Ni hablar de los "empresarios amigos" que ganan licitaciones y trabajos de obra pública sin méritos propios, sólo gracias a sus condiciones de "amigos del poder". Un caso es Lázaro Báez, ahora en dificultades, que empezó su carrera no hace demasiado tiempo como empleado de banco e interlocutor del ex presidente Kirchner. Otro caso llamativo es la compañía cordobesa Electroingeniería, de escasa dimensión y presencia hace 10 o 12 años, y hoy una suerte de emporio. Uno de sus dueños vivió años de cárcel en compañía de Carlos Zannini, secretario de Legal y Técnica de la Presidencia. No hay que olvidar todas las oportunidades de hacer negocios con el juego o sin él facilitadas a Cristóbal López, hoy en expansión en Buenos Aires, en las provincias y recientemente en Miami. Una singular coincidencia: ninguno de estos empresarios sabía nada de periodismo, pero todos han comprado medios de comunicación sólo para alabar devotamente a las autoridades políticas.
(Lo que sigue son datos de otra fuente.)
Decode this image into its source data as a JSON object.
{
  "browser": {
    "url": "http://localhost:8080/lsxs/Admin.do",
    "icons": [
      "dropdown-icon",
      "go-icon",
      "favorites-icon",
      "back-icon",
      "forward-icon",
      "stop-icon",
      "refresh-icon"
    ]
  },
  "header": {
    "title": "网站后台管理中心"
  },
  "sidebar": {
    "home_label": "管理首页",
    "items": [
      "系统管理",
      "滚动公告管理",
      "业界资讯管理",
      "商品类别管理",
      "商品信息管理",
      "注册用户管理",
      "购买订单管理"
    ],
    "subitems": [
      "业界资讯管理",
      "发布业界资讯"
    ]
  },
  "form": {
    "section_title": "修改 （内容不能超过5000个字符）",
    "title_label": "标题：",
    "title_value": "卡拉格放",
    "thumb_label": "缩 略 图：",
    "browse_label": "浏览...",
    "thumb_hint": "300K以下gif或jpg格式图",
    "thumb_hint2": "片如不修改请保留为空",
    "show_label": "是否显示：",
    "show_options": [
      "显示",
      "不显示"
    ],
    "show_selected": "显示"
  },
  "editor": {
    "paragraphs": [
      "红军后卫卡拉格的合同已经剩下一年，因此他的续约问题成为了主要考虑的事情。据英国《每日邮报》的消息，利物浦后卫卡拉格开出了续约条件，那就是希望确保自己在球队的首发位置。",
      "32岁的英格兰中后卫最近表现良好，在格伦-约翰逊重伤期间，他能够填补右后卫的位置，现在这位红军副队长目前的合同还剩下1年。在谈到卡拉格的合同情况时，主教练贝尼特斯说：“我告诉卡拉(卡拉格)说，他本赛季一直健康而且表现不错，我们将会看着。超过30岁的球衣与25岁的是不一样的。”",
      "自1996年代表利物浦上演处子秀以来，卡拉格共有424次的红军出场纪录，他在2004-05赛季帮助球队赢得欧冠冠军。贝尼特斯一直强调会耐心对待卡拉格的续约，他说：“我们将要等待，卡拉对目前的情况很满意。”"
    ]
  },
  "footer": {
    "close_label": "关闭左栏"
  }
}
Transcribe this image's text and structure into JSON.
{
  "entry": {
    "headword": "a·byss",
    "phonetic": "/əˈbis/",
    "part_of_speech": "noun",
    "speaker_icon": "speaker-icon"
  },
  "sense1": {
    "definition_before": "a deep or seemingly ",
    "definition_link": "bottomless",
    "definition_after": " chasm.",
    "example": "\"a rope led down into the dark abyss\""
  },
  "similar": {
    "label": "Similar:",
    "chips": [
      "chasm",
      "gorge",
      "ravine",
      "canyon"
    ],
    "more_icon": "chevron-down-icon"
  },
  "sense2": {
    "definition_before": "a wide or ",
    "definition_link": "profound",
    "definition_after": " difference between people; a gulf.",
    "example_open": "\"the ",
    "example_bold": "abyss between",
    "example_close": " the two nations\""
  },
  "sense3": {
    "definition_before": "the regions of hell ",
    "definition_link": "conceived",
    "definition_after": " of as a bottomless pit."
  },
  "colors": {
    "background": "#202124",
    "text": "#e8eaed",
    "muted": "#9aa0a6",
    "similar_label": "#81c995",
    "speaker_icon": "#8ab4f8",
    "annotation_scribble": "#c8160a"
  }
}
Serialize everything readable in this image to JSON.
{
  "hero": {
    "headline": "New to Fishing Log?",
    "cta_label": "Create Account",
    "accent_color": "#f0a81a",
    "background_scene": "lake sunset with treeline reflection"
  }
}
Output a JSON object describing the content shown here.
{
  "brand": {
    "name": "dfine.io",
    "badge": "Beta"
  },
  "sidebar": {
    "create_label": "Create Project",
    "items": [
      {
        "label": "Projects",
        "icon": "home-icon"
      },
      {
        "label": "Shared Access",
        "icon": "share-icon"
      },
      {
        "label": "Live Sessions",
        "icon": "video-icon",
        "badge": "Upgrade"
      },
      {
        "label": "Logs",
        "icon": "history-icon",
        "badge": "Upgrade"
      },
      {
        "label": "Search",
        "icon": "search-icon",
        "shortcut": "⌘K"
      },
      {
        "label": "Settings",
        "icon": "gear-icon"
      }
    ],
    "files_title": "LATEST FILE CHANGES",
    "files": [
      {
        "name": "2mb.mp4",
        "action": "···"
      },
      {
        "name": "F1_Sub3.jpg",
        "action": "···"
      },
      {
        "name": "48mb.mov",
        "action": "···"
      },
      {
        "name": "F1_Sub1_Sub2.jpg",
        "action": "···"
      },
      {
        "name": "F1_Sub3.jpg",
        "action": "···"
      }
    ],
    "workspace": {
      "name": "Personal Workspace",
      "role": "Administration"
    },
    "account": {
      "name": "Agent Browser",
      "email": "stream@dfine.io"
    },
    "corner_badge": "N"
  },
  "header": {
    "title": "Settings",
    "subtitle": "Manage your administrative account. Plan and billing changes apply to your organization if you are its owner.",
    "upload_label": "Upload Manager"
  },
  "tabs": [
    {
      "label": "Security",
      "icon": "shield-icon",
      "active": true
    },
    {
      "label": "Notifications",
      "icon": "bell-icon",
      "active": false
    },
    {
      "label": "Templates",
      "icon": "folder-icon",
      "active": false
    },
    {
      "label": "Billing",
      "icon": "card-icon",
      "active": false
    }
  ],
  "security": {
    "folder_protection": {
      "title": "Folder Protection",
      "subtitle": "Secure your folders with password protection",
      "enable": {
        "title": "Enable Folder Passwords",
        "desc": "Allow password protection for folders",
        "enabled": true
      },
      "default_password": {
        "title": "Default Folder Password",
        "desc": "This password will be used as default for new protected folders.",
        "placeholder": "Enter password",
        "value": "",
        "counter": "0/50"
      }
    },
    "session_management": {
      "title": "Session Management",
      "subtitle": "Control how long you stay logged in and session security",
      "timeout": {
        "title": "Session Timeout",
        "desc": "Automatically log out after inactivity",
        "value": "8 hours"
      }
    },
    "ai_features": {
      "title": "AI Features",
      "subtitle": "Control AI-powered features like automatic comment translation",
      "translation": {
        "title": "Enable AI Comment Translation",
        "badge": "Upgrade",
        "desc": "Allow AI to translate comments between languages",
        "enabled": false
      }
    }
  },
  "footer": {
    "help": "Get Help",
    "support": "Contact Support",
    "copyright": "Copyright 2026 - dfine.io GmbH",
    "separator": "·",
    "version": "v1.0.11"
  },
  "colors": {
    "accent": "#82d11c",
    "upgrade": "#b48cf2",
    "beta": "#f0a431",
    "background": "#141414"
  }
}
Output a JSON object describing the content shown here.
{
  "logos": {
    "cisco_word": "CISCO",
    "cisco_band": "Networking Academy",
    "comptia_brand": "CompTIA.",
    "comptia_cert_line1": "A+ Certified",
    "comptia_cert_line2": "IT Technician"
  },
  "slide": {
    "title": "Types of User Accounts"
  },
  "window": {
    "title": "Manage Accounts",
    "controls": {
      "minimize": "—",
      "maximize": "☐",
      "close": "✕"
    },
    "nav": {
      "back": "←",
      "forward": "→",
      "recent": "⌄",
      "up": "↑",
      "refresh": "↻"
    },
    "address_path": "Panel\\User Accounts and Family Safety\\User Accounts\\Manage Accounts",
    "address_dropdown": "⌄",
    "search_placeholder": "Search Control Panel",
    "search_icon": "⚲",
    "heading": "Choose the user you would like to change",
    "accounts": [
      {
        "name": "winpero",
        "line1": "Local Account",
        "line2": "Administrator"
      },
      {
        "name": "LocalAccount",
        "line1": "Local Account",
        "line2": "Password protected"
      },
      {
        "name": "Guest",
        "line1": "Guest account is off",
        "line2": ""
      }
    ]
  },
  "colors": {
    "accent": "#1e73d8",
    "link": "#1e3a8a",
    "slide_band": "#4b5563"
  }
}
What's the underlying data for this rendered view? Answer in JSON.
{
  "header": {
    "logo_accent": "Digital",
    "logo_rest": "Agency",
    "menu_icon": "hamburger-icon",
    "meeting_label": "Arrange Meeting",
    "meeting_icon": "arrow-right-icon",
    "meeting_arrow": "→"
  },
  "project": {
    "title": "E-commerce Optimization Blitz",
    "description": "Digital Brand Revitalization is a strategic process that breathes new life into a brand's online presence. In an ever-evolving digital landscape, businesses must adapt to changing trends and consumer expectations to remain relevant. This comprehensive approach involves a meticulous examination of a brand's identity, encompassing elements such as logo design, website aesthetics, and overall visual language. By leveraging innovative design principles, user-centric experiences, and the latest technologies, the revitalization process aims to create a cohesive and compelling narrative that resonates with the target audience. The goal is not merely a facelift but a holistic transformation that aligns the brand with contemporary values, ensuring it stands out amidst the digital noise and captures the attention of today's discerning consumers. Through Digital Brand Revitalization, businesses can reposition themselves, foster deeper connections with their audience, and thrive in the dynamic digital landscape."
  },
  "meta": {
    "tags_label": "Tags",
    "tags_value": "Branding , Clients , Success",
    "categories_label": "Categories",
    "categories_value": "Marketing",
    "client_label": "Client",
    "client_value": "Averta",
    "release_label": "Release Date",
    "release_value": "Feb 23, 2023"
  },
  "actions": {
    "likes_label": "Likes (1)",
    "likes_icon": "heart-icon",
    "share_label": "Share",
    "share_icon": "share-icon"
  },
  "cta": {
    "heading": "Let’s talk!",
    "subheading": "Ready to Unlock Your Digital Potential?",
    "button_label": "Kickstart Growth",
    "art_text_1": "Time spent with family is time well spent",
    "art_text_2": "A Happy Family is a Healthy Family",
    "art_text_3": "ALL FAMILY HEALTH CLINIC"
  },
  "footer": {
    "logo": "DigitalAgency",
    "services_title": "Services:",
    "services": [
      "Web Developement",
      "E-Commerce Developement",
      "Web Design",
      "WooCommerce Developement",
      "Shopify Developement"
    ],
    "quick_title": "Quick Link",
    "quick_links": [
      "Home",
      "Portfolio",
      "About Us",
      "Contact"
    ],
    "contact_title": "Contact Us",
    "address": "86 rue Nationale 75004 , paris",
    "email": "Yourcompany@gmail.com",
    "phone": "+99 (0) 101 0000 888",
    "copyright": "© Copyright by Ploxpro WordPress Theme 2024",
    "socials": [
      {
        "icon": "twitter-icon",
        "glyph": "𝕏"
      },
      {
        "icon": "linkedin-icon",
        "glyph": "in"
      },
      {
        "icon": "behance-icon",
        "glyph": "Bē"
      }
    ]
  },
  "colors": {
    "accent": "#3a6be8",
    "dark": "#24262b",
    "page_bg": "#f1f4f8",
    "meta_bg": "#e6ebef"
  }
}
Habría que ahondar en los porqués. ¿Por qué hay linchamientos mientras la sociedad no presiona lo suficiente para que los corruptos sean juzgados debidamente? ¿Por qué tantas dilaciones u ocultamientos? En este desequilibrio surge uno particular: ¿por qué los ministros que cometieron torpezas -no ya delitos penales- no son obligados a rendir cuentas? Un ministro de Economía, es el caso, puede con una sola decisión llevar a la pobreza o al desamparo a varios millones de personas. ¿Debe irse a su casa sin justificar sus decisiones y sin enfrentar las responsabilidades que surgen de sus actos?

La actual patología de la sociedad argentina requerirá años de terapia intensiva.